On the third quality, he said
“Will this person be useful in the future of this company. You may be a smart kid, but if you are not going to be able to spend time with us, 10 years, 15 years of your life working for the company, I will not want you. For a very simple reason. It is very expensive to keep replacing people, especially in the science field in which we work.
“Ideas take time to be birthed, and when they are birthed, the same scientist who had that idea must be the one to superintend it to ensure it finally comes out, either as a product or service. If this fellow has gone, what happens to that idea? Two things may happen: that idea probably dies because he was the only one; he may even take the idea to another place.

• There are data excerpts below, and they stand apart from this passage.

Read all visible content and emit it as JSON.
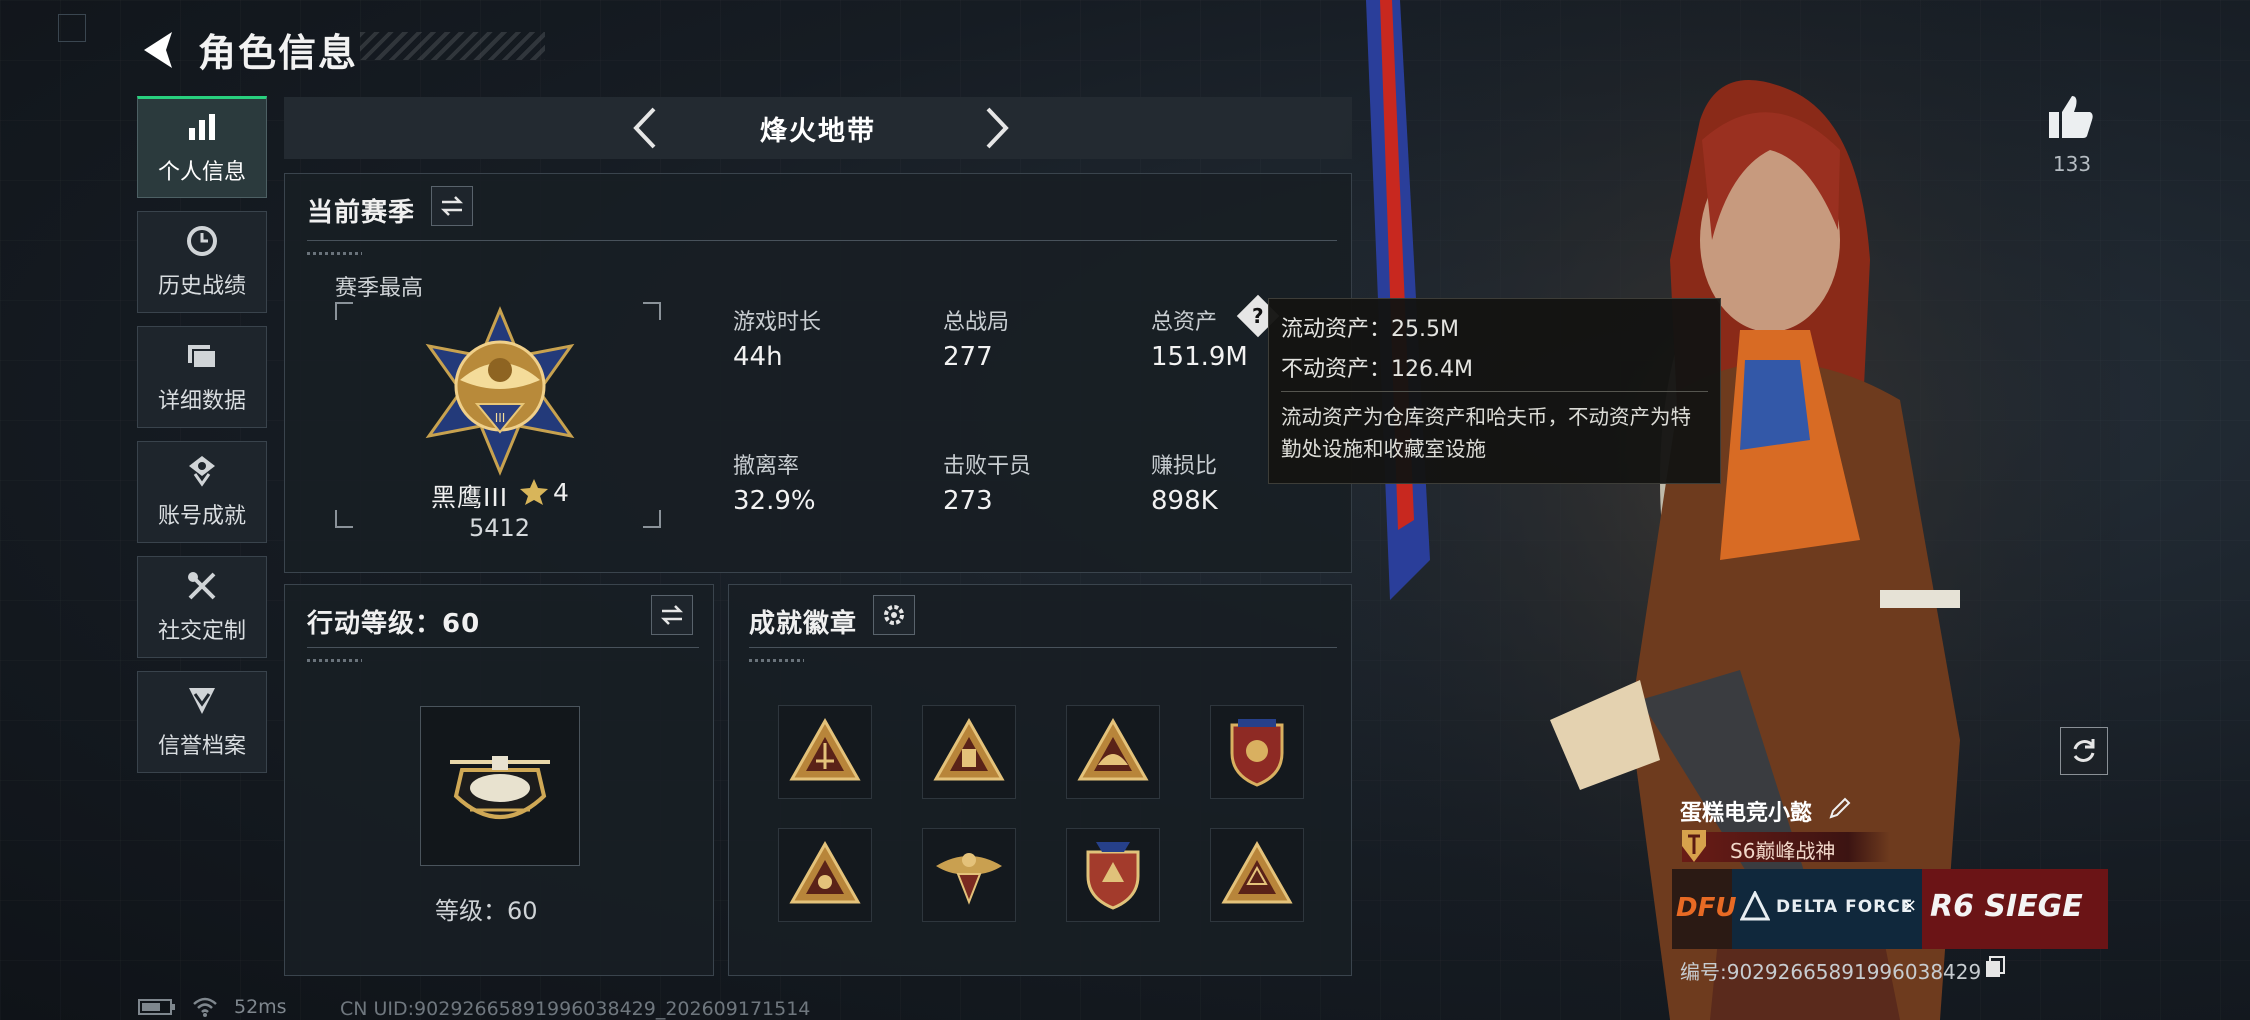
{
  "header": {
    "title": "角色信息"
  },
  "sidebar": {
    "items": [
      {
        "label": "个人信息",
        "icon": "bar-chart-icon",
        "active": true
      },
      {
        "label": "历史战绩",
        "icon": "history-clock-icon"
      },
      {
        "label": "详细数据",
        "icon": "folder-stack-icon"
      },
      {
        "label": "账号成就",
        "icon": "achievement-medal-icon"
      },
      {
        "label": "社交定制",
        "icon": "tools-icon"
      },
      {
        "label": "信誉档案",
        "icon": "shield-chevron-icon"
      }
    ]
  },
  "mode_selector": {
    "current": "烽火地带"
  },
  "season": {
    "title": "当前赛季",
    "best_label": "赛季最高",
    "rank_name": "黑鹰III",
    "rank_stars": "4",
    "rank_points": "5412",
    "stats": [
      {
        "label": "游戏时长",
        "value": "44h"
      },
      {
        "label": "总战局",
        "value": "277"
      },
      {
        "label": "总资产",
        "value": "151.9M"
      },
      {
        "label": "撤离率",
        "value": "32.9%"
      },
      {
        "label": "击败干员",
        "value": "273"
      },
      {
        "label": "赚损比",
        "value": "898K"
      }
    ]
  },
  "tooltip": {
    "liquid": "流动资产：25.5M",
    "fixed": "不动资产：126.4M",
    "desc": "流动资产为仓库资产和哈夫币，不动资产为特勤处设施和收藏室设施"
  },
  "action_level": {
    "title": "行动等级：60",
    "level_text": "等级：60"
  },
  "badges": {
    "title": "成就徽章"
  },
  "profile": {
    "likes": "133",
    "player_name": "蛋糕电竞小懿",
    "title_tag": "S6巅峰战神",
    "banner_left": "DFU",
    "banner_mid": "DELTA FORCE",
    "banner_x": "×",
    "banner_right": "R6 SIEGE",
    "uid": "编号:90292665891996038429"
  },
  "status_bar": {
    "ping": "52ms",
    "cn_uid": "CN UID:90292665891996038429_202609171514"
  },
  "colors": {
    "accent_green": "#28d07e",
    "panel_bg": "#181e24",
    "tag_red": "#6a1b16"
  }
}
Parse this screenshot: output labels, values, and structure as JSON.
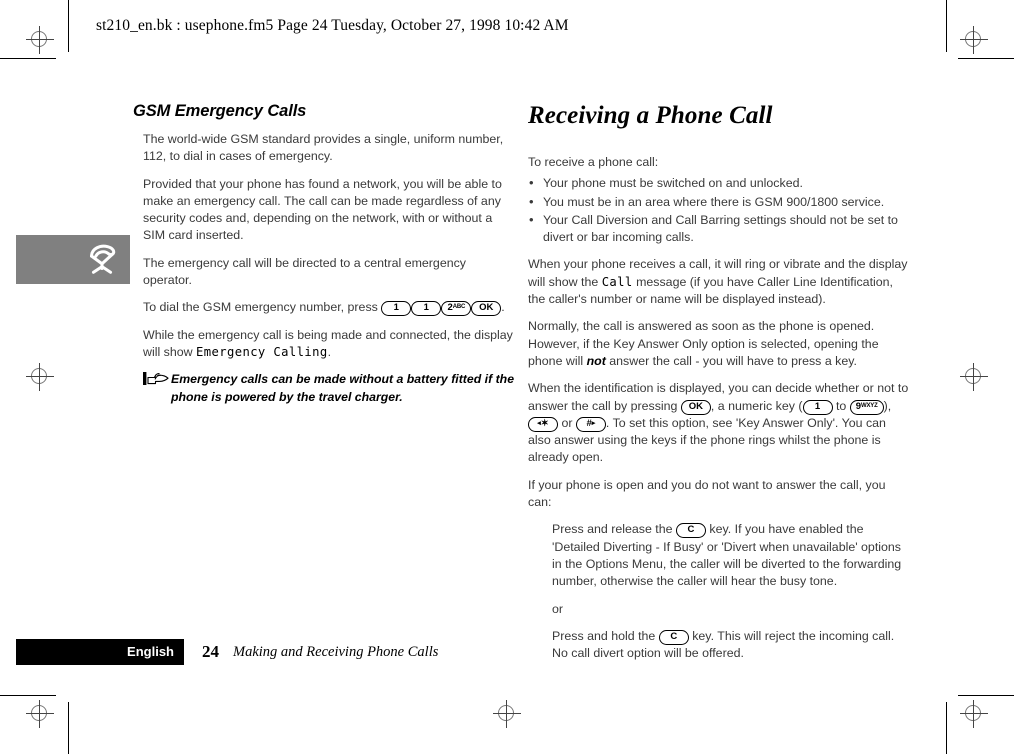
{
  "page_header": "st210_en.bk : usephone.fm5  Page 24  Tuesday, October 27, 1998  10:42 AM",
  "colors": {
    "sidebar_tab": "#808080",
    "footer_bar": "#000000",
    "body_text": "#3a3a3a"
  },
  "sidebar_tab": {
    "icon": "telephone-handset-icon"
  },
  "left_column": {
    "heading": "GSM Emergency Calls",
    "paragraphs": {
      "p1": "The world-wide GSM standard provides a single, uniform number, 112, to dial in cases of emergency.",
      "p2": "Provided that your phone has found a network, you will be able to make an emergency call. The call can be made regardless of any security codes and, depending on the network, with or without a SIM card inserted.",
      "p3": "The emergency call will be directed to a central emergency operator.",
      "p4_prefix": "To dial the GSM emergency number, press ",
      "p4_suffix": ".",
      "p5_prefix": "While the emergency call is being made and connected, the display will show ",
      "p5_display": "Emergency Calling",
      "p5_suffix": "."
    },
    "keys_dial": [
      {
        "label": "1",
        "sub": ""
      },
      {
        "label": "1",
        "sub": ""
      },
      {
        "label": "2",
        "sub": "ABC"
      },
      {
        "label": "OK",
        "sub": ""
      }
    ],
    "note": "Emergency calls can be made without a battery fitted if the phone is powered by the travel charger.",
    "note_icon": "pointing-hand-icon"
  },
  "right_column": {
    "heading": "Receiving a Phone Call",
    "intro": "To receive a phone call:",
    "bullets": [
      "Your phone must be switched on and unlocked.",
      "You must be in an area where there is GSM 900/1800 service.",
      "Your Call Diversion and Call Barring settings should not be set to divert or bar incoming calls."
    ],
    "p_ring_prefix": "When your phone receives a call, it will ring or vibrate and the display will show the ",
    "p_ring_display": "Call",
    "p_ring_suffix": " message (if you have Caller Line Identification, the caller's number or name will be displayed instead).",
    "p_normally_a": "Normally, the call is answered as soon as the phone is opened. However, if the Key Answer Only option is selected, opening the phone will ",
    "p_normally_bold": "not",
    "p_normally_b": " answer the call - you will have to press a key.",
    "p_ident_a": "When the identification is displayed, you can decide whether or not to answer the call by pressing ",
    "p_ident_b": ", a numeric key (",
    "p_ident_c": " to ",
    "p_ident_d": "), ",
    "p_ident_e": " or ",
    "p_ident_f": ". To set this option, see 'Key Answer Only'. You can also answer using the keys if the phone rings whilst the phone is already open.",
    "keys_ident": {
      "ok": {
        "label": "OK",
        "sub": ""
      },
      "one": {
        "label": "1",
        "sub": ""
      },
      "nine": {
        "label": "9",
        "sub": "WXYZ"
      },
      "star": {
        "label": "✶",
        "arrow": "◂"
      },
      "hash": {
        "label": "#",
        "arrow": "▸"
      }
    },
    "p_open": "If your phone is open and you do not want to answer the call, you can:",
    "p_press_release_a": "Press and release the ",
    "p_press_release_b": " key. If you have enabled the 'Detailed Diverting - If Busy' or 'Divert when unavailable' options in the Options Menu, the caller will be diverted to the forwarding number, otherwise the caller will hear the busy tone.",
    "p_or": "or",
    "p_press_hold_a": "Press and hold the ",
    "p_press_hold_b": " key. This will reject the incoming call. No call divert option will be offered.",
    "key_clear": {
      "label": "C",
      "sub": ""
    }
  },
  "footer": {
    "language": "English",
    "page_number": "24",
    "chapter": "Making and Receiving Phone Calls"
  }
}
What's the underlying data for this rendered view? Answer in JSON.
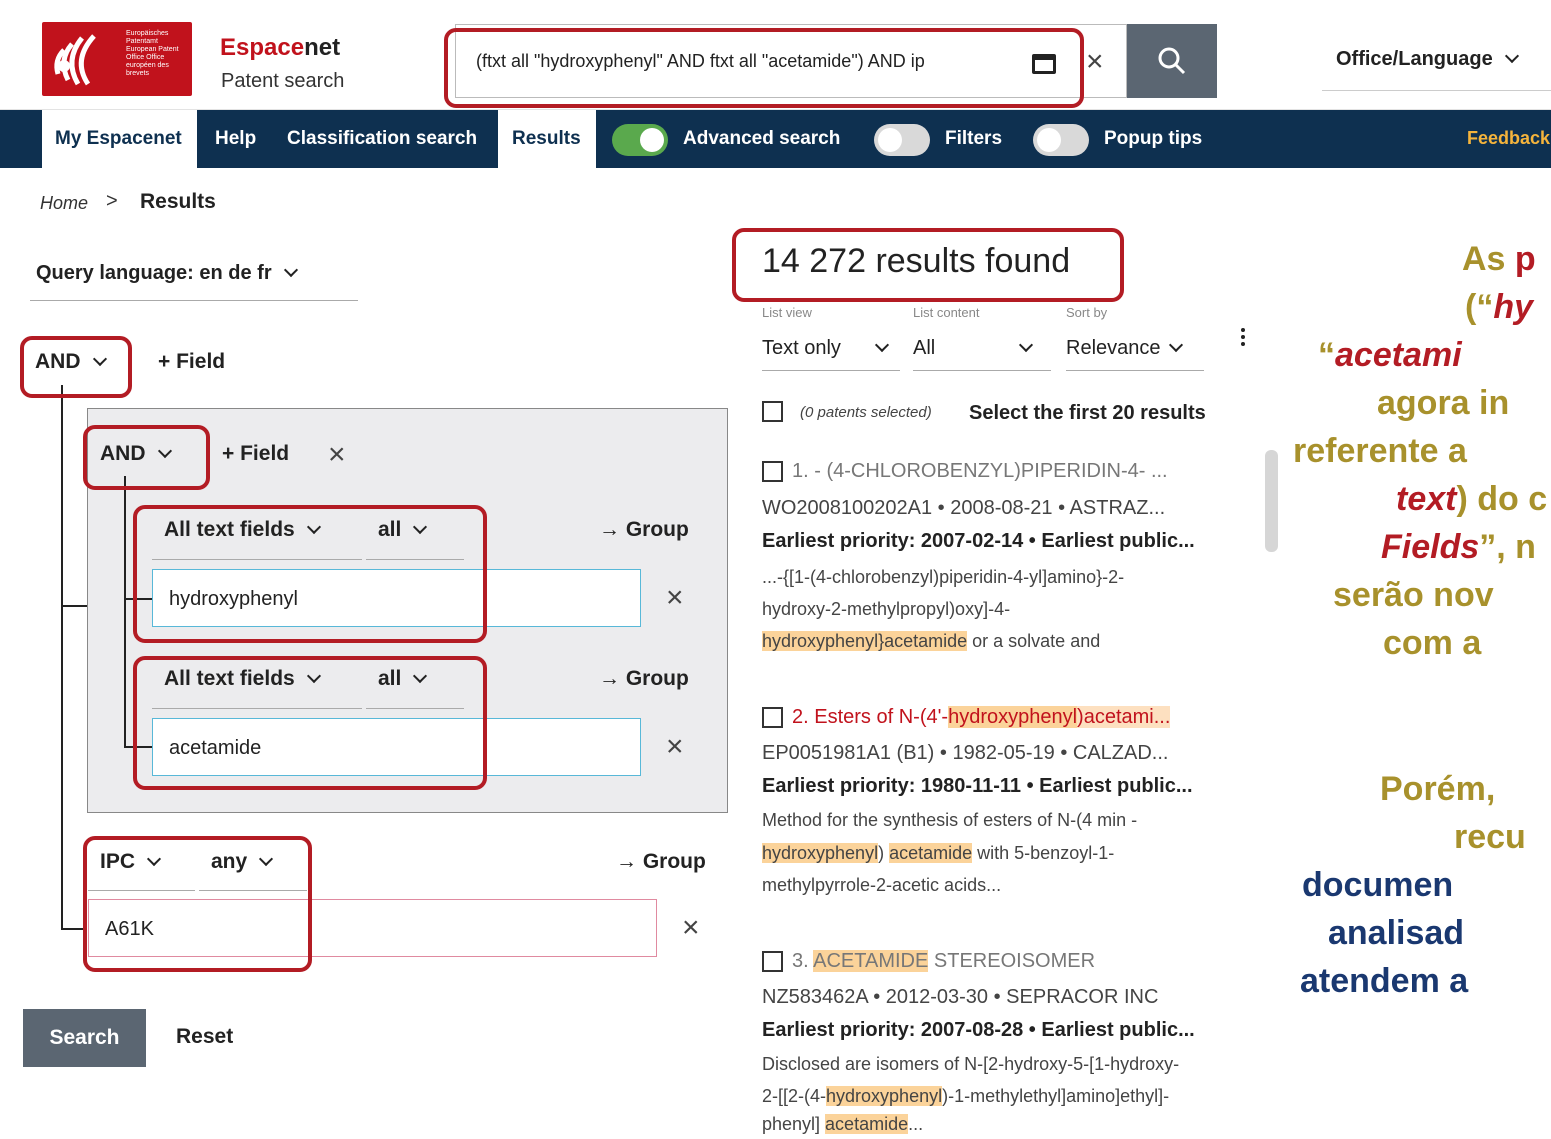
{
  "header": {
    "logo_text": "Europäisches Patentamt European Patent Office Office européen des brevets",
    "brand_espace": "Espace",
    "brand_net": "net",
    "brand_sub": "Patent search",
    "search_value": "(ftxt all \"hydroxyphenyl\" AND ftxt all \"acetamide\") AND ip",
    "office_language": "Office/Language"
  },
  "nav": {
    "my_espacenet": "My Espacenet",
    "help": "Help",
    "classification": "Classification search",
    "results": "Results",
    "advanced": "Advanced search",
    "filters": "Filters",
    "popup": "Popup tips",
    "feedback": "Feedback",
    "toggles": {
      "advanced": true,
      "filters": false,
      "popup": false
    }
  },
  "breadcrumb": {
    "home": "Home",
    "sep": ">",
    "current": "Results"
  },
  "query": {
    "language": "Query language: en de fr",
    "root_op": "AND",
    "add_field": "+ Field",
    "group_op": "AND",
    "group_add_field": "+ Field",
    "field1": {
      "field": "All text fields",
      "mode": "all",
      "value": "hydroxyphenyl",
      "group": "→ Group"
    },
    "field2": {
      "field": "All text fields",
      "mode": "all",
      "value": "acetamide",
      "group": "→ Group"
    },
    "field3": {
      "field": "IPC",
      "mode": "any",
      "value": "A61K",
      "group": "→ Group"
    },
    "search_button": "Search",
    "reset_button": "Reset"
  },
  "results": {
    "count": "14 272 results found",
    "list_view_label": "List view",
    "list_view_value": "Text only",
    "list_content_label": "List content",
    "list_content_value": "All",
    "sort_label": "Sort by",
    "sort_value": "Relevance",
    "selected_note": "(0 patents selected)",
    "select_first": "Select the first 20 results",
    "items": [
      {
        "title": "1. - (4-CHLOROBENZYL)PIPERIDIN-4- ...",
        "meta": "WO2008100202A1 • 2008-08-21 • ASTRAZ...",
        "prio": "Earliest priority: 2007-02-14 • Earliest public...",
        "snip1": "...-{[1-(4-chlorobenzyl)piperidin-4-yl]amino}-2-",
        "snip2": "hydroxy-2-methylpropyl)oxy]-4-",
        "snip3a": "hydroxyphenyl}acetamide",
        "snip3b": " or a solvate and"
      },
      {
        "title_a": "2. Esters of N-(4'-",
        "title_b": "hydroxyphenyl",
        "title_c": ")acetami...",
        "meta": "EP0051981A1 (B1) • 1982-05-19 • CALZAD...",
        "prio": "Earliest priority: 1980-11-11 • Earliest public...",
        "snip1": "Method for the synthesis of esters of N-(4 min -",
        "snip2a": "hydroxyphenyl",
        "snip2b": ") ",
        "snip2c": "acetamide",
        "snip2d": " with 5-benzoyl-1-",
        "snip3": "methylpyrrole-2-acetic acids..."
      },
      {
        "title_a": "3. ",
        "title_b": "ACETAMIDE",
        "title_c": " STEREOISOMER",
        "meta": "NZ583462A • 2012-03-30 • SEPRACOR INC",
        "prio": "Earliest priority: 2007-08-28 • Earliest public...",
        "snip1": "Disclosed are isomers of N-[2-hydroxy-5-[1-hydroxy-",
        "snip2a": "2-[[2-(4-",
        "snip2b": "hydroxyphenyl",
        "snip2c": ")-1-methylethyl]amino]ethyl]-",
        "snip3a": "phenyl] ",
        "snip3b": "acetamide",
        "snip3c": "..."
      }
    ]
  },
  "annotation": {
    "l1a": "As ",
    "l1b": "p",
    "l2a": "(“",
    "l2b": "hy",
    "l3a": "“",
    "l3b": "acetami",
    "l4": "agora in",
    "l5": "referente a",
    "l6a": "text",
    "l6b": ") do c",
    "l7a": "Fields",
    "l7b": "”, n",
    "l8": "serão nov",
    "l9": "com a",
    "l10": "Porém,",
    "l11": "recu",
    "l12": "documen",
    "l13": "analisad",
    "l14": "atendem a"
  }
}
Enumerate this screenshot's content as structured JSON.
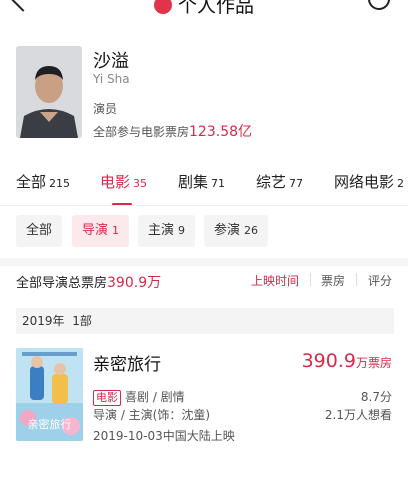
{
  "header": {
    "title": "个人作品"
  },
  "profile": {
    "name": "沙溢",
    "en_name": "Yi Sha",
    "role": "演员",
    "boxoffice_prefix": "全部参与电影票房",
    "boxoffice_value": "123.58亿"
  },
  "category_tabs": [
    {
      "label": "全部",
      "count": "215"
    },
    {
      "label": "电影",
      "count": "35"
    },
    {
      "label": "剧集",
      "count": "71"
    },
    {
      "label": "综艺",
      "count": "77"
    },
    {
      "label": "网络电影",
      "count": "2"
    }
  ],
  "sub_tabs": [
    {
      "label": "全部",
      "count": ""
    },
    {
      "label": "导演",
      "count": "1"
    },
    {
      "label": "主演",
      "count": "9"
    },
    {
      "label": "参演",
      "count": "26"
    }
  ],
  "summary": {
    "prefix": "全部导演总票房",
    "value": "390.9万",
    "sort_options": [
      "上映时间",
      "票房",
      "评分"
    ]
  },
  "year_group": {
    "year": "2019年",
    "count": "1部"
  },
  "movie": {
    "title": "亲密旅行",
    "boxoffice_value": "390.9",
    "boxoffice_unit": "万票房",
    "badge": "电影",
    "genres": "喜剧 / 剧情",
    "role": "导演 / 主演(饰：沈童)",
    "release": "2019-10-03中国大陆上映",
    "score": "8.7分",
    "wish": "2.1万人想看",
    "poster_text": "亲密旅行"
  }
}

“If those three are there, I can cope with others.”
Ten-year vision
The Fidson MD also painted a broad picture of where he expects the firm to be in ten years.
“In 10 years, we would have trebled in both top and bottom lines. We would be an exporting company. In ten years from now, I am sure we would have discovered one or two proprietary medicines. In our research and development. We would be a research and development based manufacturing company in Nigeria.
“Will I be there? I don’t know, but I see Fidson continuing to give value to investors the way I have done. All of those landmarks have been established. The people that we are grooming to take over you saw them.”
Focus on R and D
“I see a Fidson that is bigger, better and more scientific in her approach to doing things. When I say scientific, I mean home-grown ideas that we would incubate from our R and D.”